Based on the ethics problems dogging some Democrats, an ethics-based attack would amount to “throwing stones in glass houses,” said Carl Forti, spokesman for the National Republican Congressional Committee.

“When you have Democratic Members of Congress whose homes are raided by the FBI, that doesn’t look good,” said Forti, referring to the recent raid on the home of Rep. William Jefferson (D-La.). “I don’t know how [Democrats] are going to be able to argue with a straight face Republicans are the bad guys when that’s going on.” Democrats note that federal investigators also raided Rep. Duke Cunningham’s (R-Calif.) home recently.

In 1994, though, the threat of collateral damage to fellow Republicans facing ethics problems did not stop Gingrich from putting reform front and center. Indeed, Gingrich and some close friends were implicated in the House Bank scandal.

In an apparent mirror of the split facing Republicans, Democrats this year have been slow to rally behind reform measures.

Three bills introduced by Democrats this spring to overhaul lobbying regulations have attracted exclusively Democratic support, but some prominent signatures remain absent, including those of Minority Whip Steny Hoyer (Md.) and Rep. James Clyburn (S.C.), vice chairman of the Democratic Caucus.

Some Democrats not yet on board have said they have stayed away due to substantive concerns with the bill, rather than any broader consideration of strategy.
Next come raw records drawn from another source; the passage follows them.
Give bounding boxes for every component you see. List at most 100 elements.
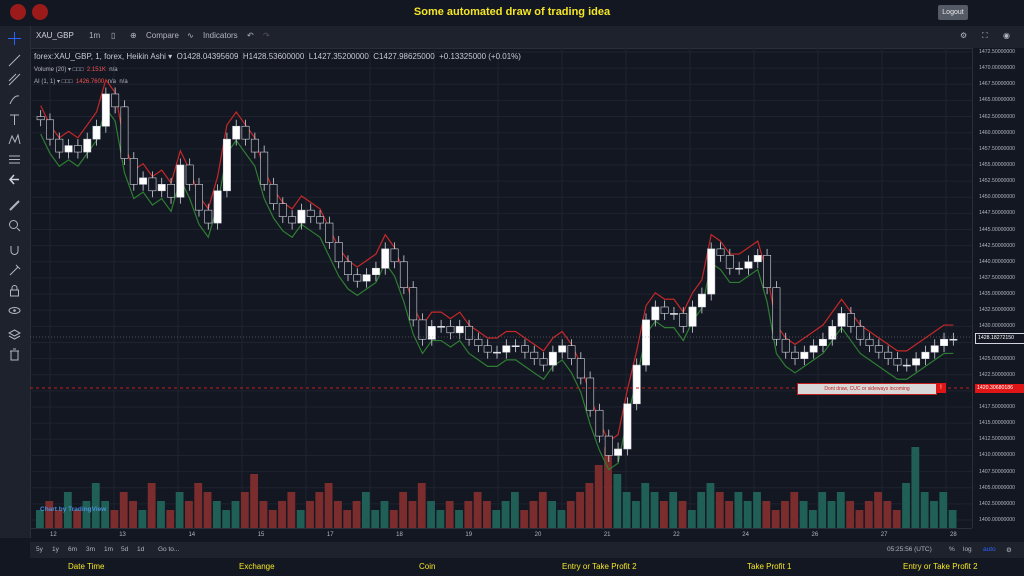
volume-bar bbox=[743, 501, 752, 528]
candle-body bbox=[493, 351, 501, 354]
stay-drawing-icon[interactable] bbox=[8, 264, 21, 277]
compare-icon[interactable]: ⊕ bbox=[130, 31, 137, 40]
price-scale-label: 1410.00000000 bbox=[979, 452, 1016, 459]
fib-icon[interactable] bbox=[8, 73, 21, 86]
ai-legend-na2: n/a bbox=[119, 79, 128, 85]
range-3m[interactable]: 3m bbox=[86, 546, 95, 553]
candle-body bbox=[371, 267, 380, 276]
range-6m[interactable]: 6m bbox=[68, 546, 77, 553]
annotation-flag[interactable]: ! bbox=[936, 383, 946, 393]
prediction-icon[interactable] bbox=[8, 153, 21, 166]
time-scale[interactable]: 12 13 14 15 17 18 19 20 21 22 24 26 27 28 bbox=[30, 528, 972, 543]
candle-body bbox=[213, 190, 222, 224]
candle-body bbox=[921, 351, 930, 359]
candle-body bbox=[539, 358, 548, 366]
range-1y[interactable]: 1y bbox=[52, 546, 59, 553]
volume-bar bbox=[920, 492, 929, 528]
range-1d[interactable]: 1d bbox=[137, 546, 144, 553]
redo-icon[interactable]: ↷ bbox=[263, 31, 270, 40]
candle-body bbox=[884, 351, 893, 359]
legend-symbol[interactable]: forex:XAU_GBP, 1, forex, Heikin Ashi bbox=[34, 52, 166, 61]
zoom-in-icon[interactable] bbox=[8, 219, 21, 232]
candle-body bbox=[167, 184, 175, 198]
ruler-icon[interactable] bbox=[8, 199, 21, 212]
ai-legend-label[interactable]: AI (1, 1) bbox=[34, 79, 55, 85]
annotation-label[interactable]: Dont draw, CUC or sideways incoming bbox=[797, 383, 937, 395]
candle-body bbox=[586, 377, 595, 411]
volume-bar bbox=[790, 492, 799, 528]
eye-icon[interactable] bbox=[8, 304, 21, 317]
candle-body bbox=[344, 261, 352, 276]
text-icon[interactable] bbox=[8, 113, 21, 126]
time-scale-label: 28 bbox=[950, 532, 957, 538]
candle-body bbox=[64, 145, 73, 153]
goto-button[interactable]: Go to... bbox=[158, 546, 179, 553]
volume-bar bbox=[138, 510, 147, 528]
tradingview-watermark[interactable]: Chart by TradingView bbox=[40, 506, 106, 513]
range-5y[interactable]: 5y bbox=[36, 546, 43, 553]
volume-bar bbox=[725, 501, 733, 528]
price-scale-label: 1417.50000000 bbox=[979, 404, 1016, 411]
candlestick-chart[interactable] bbox=[30, 48, 972, 528]
candle-body bbox=[148, 177, 157, 192]
crosshair-icon[interactable] bbox=[8, 32, 21, 45]
trash-icon[interactable] bbox=[8, 348, 21, 361]
price-scale-label: 1437.50000000 bbox=[979, 274, 1016, 281]
volume-legend-label[interactable]: Volume (20) bbox=[34, 67, 66, 73]
price-scale-label: 1455.00000000 bbox=[979, 161, 1016, 168]
candle-body bbox=[520, 345, 529, 353]
chart-pane[interactable] bbox=[30, 48, 972, 528]
indicators-icon[interactable]: ∿ bbox=[187, 31, 194, 40]
candle-body bbox=[679, 313, 688, 327]
auto-toggle[interactable]: auto bbox=[983, 546, 996, 553]
log-toggle[interactable]: log bbox=[963, 546, 972, 553]
volume-bar bbox=[408, 501, 417, 528]
candle-body bbox=[688, 306, 697, 327]
volume-bar bbox=[697, 492, 706, 528]
page-title: Some automated draw of trading idea bbox=[413, 6, 611, 18]
time-scale-label: 13 bbox=[119, 532, 126, 538]
pattern-icon[interactable] bbox=[8, 133, 21, 146]
price-scale[interactable]: 1472.50000000 1470.00000000 1467.50000000 1… bbox=[972, 48, 1024, 528]
top-bar: Some automated draw of trading idea Logo… bbox=[0, 0, 1024, 24]
volume-bar bbox=[371, 510, 380, 528]
layers-icon[interactable] bbox=[8, 328, 21, 341]
volume-bar bbox=[147, 483, 156, 528]
lock-icon[interactable] bbox=[8, 284, 21, 297]
percent-toggle[interactable]: % bbox=[949, 546, 955, 553]
range-1m[interactable]: 1m bbox=[104, 546, 113, 553]
volume-bar bbox=[129, 501, 137, 528]
candle-body bbox=[157, 184, 166, 192]
candle-body bbox=[791, 351, 799, 359]
settings-gear-icon[interactable]: ⚙ bbox=[960, 31, 967, 40]
volume-bar bbox=[175, 492, 184, 528]
range-5d[interactable]: 5d bbox=[121, 546, 128, 553]
volume-bar bbox=[566, 501, 575, 528]
volume-bar bbox=[427, 501, 435, 528]
brush-icon[interactable] bbox=[8, 93, 21, 106]
price-scale-label: 1470.00000000 bbox=[979, 65, 1016, 72]
undo-icon[interactable]: ↶ bbox=[247, 31, 254, 40]
trendline-icon[interactable] bbox=[8, 54, 21, 67]
clock: 05:25:56 (UTC) bbox=[887, 546, 932, 553]
series-legend: forex:XAU_GBP, 1, forex, Heikin Ashi ▾ O… bbox=[34, 52, 521, 61]
magnet-icon[interactable] bbox=[8, 244, 21, 257]
candle-body bbox=[316, 216, 325, 224]
time-scale-label: 12 bbox=[50, 532, 57, 538]
candle-body bbox=[660, 306, 669, 314]
candle-body bbox=[707, 248, 716, 295]
symbol-search-button[interactable]: XAU_GBP bbox=[36, 31, 74, 40]
back-arrow-icon[interactable] bbox=[8, 173, 21, 186]
current-price-tag: 1428.18272150 bbox=[975, 333, 1024, 344]
volume-bar bbox=[585, 483, 594, 528]
indicators-button[interactable]: Indicators bbox=[203, 31, 238, 40]
candle-body bbox=[111, 93, 120, 108]
interval-button[interactable]: 1m bbox=[89, 31, 100, 40]
compare-button[interactable]: Compare bbox=[146, 31, 179, 40]
settings-gear-icon[interactable]: ⚙ bbox=[1006, 546, 1012, 554]
fullscreen-icon[interactable]: ⛶ bbox=[982, 31, 988, 41]
logout-button[interactable]: Logout bbox=[938, 5, 968, 20]
camera-icon[interactable]: ◉ bbox=[1003, 31, 1010, 40]
chart-style-icon[interactable]: ▯ bbox=[111, 31, 115, 40]
volume-bar bbox=[166, 510, 175, 528]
But several sources close to House Democrats said a significant number of moderates believe the party should keep its focus on issues closer to home for voters, such as the Iraq war and soaring gas prices.

“You have a whole group of Members who want to make more out of policy issues,” said one source with ties to the Democratic leadership. “They think there’s plenty to criticize the Republicans on, starting with Social Security and health care costs.”

However, the two approaches may not conflict, the source added. “The question is: Which voice becomes louder?”

Lending volume to the calls for reform will be an array of left-leaning interest groups that have proliferated in the past decade.

“Public-interest groups are seizing the opportunity created by the House lobbying scandal to help people see that we don’t have to tolerate a corrupt Congress,” said Mike Casey, director of Campaign for a Cleaner Congress. “The lobbyists don’t have to run everything, and their influence can be sharply reduced. It’s just a matter of anger, will and opportunity.”

Casey and a host of like-minded groups are dedicated to either pushing their prescriptions for reform or highlighting the need for it by targeting Members they think have sold out.

Campaign for America’s Future, a liberal organization, has focused most of its fire on Republicans, running ads in the districts of Reps. DeLay, Jim McCrery (La.), Cunningham and Bob Ney (Ohio). But it also has shown a willingness to take on Democrats, recently accusing Rep. John Tanner (Tenn.) of taking campaign contributions from Wal-Mart and then voting against a measure that would have closed a child-labor loophole for the retailer.

CAF Deputy Director Ellen Miller said her group doesn’t “do politics.” And while she added CAF will not be active in specific races in 2006, she called this “the most corrupt Congress I have ever seen.”

“The Republican class of 1994 came to Washington to clean it up but stayed to corrupt it, or be corrupted,” she said.

Democrats hoping to stage their own version of the 1994 sweep should look at parallels to a more recent election, NRCC’s Forti said.

In 1998, Republicans hoped to capitalize on sixth-year restlessness about Bill Clinton’s presidency and his personal missteps by making the election a referendum on his performance.

“Our message bombed,” Forti said. “And everyone in the world knew what Bill Clinton did in the Oval Office. That showed it’s very difficult to nationalize House races, and that people knew their Congressman — and their Congressman was not Bill Clinton.”